Professor Chalkley said: “In the last 10 years, the size of the economic ‘cake’ available for public spending has in fact grown. Not only that, the Government’s share of that cake has stayed stable at around 40 per cent. The austerity measures put in place following the financial crisis do not therefore explain the need for a 27 per cent real terms cut in justice funding. Cuts to justice are clearly way out of step with what happened in other areas of public spending.”
Chair of the Bar, Andrew Walker QC, said: “This research explains the context of the enormous disinvestment in justice over the last 10 years, and highlights just how badly justice has been treated in comparison with other areas of government expenditure.
“For a system that is fundamental to a healthy democracy, society and economy, this is scandalous. The state is failing in its fundamental duty to provide justice for its citizens. Since the financial crash, governments have had to operate under some very real fiscal constraints, but it is clear they have vastly over-cut the justice budget and the public are now feeling the effects.”
Professor Chalkley’s research also shows that following a 10-year real term decrease of 34 per cent, the CPS budget now stands at £0.5bn, which makes up just 0.05 per cent of total public spending.
Andrew Walker QC said: “Why has the CPS taken such a hard hit, alongside criminal legal aid? With less money spent per prosecution, both the victims of crime and the innocent who are prosecuted are being let down. The Government is gambling with public safety and the rights of individuals, so it can scrimp on what is already a relatively tiny budget. As disclosure and prosecution failings showed this year, such cuts carry enormous risks.

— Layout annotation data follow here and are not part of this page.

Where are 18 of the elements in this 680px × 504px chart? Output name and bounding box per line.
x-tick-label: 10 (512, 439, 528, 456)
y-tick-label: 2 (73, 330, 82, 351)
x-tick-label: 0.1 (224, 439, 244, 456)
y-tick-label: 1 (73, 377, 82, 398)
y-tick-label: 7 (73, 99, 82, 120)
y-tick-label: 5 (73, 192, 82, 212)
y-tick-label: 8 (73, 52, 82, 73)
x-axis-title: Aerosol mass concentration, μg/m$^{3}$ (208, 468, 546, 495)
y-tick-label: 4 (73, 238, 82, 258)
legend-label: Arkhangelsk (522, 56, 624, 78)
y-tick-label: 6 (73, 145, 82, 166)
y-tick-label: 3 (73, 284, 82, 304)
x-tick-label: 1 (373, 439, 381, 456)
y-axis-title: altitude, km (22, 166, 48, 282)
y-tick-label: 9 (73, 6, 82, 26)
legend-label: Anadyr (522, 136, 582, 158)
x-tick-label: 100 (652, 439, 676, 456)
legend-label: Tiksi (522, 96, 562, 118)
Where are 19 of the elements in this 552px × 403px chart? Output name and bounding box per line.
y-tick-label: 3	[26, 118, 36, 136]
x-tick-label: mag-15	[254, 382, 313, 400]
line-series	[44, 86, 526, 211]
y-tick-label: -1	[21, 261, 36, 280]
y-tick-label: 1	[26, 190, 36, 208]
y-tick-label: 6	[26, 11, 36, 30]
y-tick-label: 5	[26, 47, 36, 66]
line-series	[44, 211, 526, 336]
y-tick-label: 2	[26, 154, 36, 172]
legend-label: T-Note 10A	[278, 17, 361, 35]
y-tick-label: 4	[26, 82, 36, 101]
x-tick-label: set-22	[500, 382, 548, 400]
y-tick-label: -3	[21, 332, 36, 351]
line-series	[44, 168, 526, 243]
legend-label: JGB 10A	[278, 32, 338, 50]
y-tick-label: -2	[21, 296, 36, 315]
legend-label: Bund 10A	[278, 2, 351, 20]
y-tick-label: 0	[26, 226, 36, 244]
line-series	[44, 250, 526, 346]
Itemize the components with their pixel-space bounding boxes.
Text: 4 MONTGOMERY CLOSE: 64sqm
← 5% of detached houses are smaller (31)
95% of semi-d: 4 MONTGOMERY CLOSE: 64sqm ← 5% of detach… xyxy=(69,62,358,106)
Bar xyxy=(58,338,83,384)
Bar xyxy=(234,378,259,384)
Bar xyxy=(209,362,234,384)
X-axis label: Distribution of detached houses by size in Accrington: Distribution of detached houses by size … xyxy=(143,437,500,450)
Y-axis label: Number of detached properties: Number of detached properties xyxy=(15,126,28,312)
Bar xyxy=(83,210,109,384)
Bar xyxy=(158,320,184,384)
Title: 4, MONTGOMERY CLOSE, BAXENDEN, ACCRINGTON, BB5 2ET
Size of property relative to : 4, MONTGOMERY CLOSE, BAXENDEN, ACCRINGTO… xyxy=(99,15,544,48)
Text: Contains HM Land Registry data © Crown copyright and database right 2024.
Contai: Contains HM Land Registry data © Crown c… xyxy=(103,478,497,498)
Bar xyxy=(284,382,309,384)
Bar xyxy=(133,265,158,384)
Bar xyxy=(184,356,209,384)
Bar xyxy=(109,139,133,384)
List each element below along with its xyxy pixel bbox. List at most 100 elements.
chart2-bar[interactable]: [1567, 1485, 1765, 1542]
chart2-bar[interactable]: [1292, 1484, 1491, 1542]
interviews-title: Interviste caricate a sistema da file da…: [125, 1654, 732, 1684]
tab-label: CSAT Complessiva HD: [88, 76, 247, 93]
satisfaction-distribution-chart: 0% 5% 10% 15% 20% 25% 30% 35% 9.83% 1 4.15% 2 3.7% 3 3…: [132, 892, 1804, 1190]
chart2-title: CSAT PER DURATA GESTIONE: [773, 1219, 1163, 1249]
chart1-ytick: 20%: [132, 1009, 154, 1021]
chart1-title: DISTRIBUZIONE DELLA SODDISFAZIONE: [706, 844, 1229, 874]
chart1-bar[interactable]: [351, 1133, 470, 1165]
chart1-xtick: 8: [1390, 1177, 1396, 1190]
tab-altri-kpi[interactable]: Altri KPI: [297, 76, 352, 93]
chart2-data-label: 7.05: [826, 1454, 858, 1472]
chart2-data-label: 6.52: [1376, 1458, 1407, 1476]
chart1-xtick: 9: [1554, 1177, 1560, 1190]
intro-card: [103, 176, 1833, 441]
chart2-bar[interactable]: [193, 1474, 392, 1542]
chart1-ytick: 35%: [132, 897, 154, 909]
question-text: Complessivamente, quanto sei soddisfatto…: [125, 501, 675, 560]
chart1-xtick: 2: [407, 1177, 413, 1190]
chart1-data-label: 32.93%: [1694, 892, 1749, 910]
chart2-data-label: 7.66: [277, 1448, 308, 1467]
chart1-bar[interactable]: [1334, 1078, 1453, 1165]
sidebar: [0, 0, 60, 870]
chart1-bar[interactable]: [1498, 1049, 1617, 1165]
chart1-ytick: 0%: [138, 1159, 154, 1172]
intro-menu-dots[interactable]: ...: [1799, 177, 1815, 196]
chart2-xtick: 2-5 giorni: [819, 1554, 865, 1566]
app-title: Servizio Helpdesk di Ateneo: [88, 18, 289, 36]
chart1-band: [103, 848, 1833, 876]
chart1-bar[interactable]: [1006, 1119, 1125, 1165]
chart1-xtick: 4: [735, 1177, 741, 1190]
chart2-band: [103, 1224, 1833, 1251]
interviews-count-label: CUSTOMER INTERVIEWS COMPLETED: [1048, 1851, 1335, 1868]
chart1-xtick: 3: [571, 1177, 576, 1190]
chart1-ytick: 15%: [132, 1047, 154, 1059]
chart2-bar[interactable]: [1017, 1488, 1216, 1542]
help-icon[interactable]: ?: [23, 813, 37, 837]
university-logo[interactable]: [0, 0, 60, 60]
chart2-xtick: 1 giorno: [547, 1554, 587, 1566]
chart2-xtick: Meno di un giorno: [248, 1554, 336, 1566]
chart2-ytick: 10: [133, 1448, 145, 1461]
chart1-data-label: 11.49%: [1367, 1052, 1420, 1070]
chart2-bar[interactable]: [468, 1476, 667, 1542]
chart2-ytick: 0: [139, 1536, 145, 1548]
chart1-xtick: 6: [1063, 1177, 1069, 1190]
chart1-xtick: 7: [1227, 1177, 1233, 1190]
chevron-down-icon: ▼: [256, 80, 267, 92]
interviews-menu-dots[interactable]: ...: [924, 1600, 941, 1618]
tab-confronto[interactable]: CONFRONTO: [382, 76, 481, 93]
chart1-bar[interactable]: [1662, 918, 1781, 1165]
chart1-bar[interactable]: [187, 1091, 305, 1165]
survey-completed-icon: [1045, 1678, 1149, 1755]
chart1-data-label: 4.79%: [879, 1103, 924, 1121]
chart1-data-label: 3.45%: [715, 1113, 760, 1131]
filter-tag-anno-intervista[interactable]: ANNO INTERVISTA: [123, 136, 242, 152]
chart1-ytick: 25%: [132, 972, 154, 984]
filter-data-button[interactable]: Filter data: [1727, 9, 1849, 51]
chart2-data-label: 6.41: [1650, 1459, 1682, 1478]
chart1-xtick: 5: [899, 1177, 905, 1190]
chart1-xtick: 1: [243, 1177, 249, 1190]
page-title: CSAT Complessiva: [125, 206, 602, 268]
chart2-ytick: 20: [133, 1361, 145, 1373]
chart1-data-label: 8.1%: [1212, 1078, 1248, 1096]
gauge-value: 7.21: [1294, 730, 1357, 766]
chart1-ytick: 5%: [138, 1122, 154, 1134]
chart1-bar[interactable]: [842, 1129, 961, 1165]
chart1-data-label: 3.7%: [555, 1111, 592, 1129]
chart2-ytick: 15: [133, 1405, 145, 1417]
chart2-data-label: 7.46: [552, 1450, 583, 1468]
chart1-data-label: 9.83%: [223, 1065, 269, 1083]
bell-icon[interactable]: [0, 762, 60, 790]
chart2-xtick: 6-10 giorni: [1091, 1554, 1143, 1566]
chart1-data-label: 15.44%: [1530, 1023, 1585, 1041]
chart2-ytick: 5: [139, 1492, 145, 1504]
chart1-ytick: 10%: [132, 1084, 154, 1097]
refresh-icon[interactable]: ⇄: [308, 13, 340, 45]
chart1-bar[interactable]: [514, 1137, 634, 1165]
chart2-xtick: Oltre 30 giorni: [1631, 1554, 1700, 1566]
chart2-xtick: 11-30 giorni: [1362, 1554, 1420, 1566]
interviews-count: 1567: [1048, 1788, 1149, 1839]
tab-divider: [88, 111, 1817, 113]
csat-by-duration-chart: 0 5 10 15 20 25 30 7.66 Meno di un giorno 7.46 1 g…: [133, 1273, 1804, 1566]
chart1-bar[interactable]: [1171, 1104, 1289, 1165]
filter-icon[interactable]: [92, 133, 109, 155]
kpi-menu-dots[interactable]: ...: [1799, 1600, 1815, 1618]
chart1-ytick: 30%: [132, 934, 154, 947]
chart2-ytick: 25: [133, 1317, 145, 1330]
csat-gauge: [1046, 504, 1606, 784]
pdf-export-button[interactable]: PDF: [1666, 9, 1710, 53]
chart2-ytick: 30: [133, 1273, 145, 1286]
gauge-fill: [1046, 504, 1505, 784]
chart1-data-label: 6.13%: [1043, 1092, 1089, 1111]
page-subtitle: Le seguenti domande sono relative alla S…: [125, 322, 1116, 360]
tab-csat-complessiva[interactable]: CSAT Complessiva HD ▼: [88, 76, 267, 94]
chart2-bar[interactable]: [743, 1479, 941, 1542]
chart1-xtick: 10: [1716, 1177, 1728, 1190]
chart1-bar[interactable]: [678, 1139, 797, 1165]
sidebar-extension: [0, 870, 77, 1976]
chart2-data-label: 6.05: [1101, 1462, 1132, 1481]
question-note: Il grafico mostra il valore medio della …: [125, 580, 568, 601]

“In the context of these figures, plans announced last month for a package of new laws, codes and panels for victims now sound rather hollow. Victims will inevitably be failed if we do not have a properly-funded criminal justice system. Without urgent re-investment, the Government risks losing public faith in its ability perform one of its most basic but essential functions: Keeping us safe from crime.”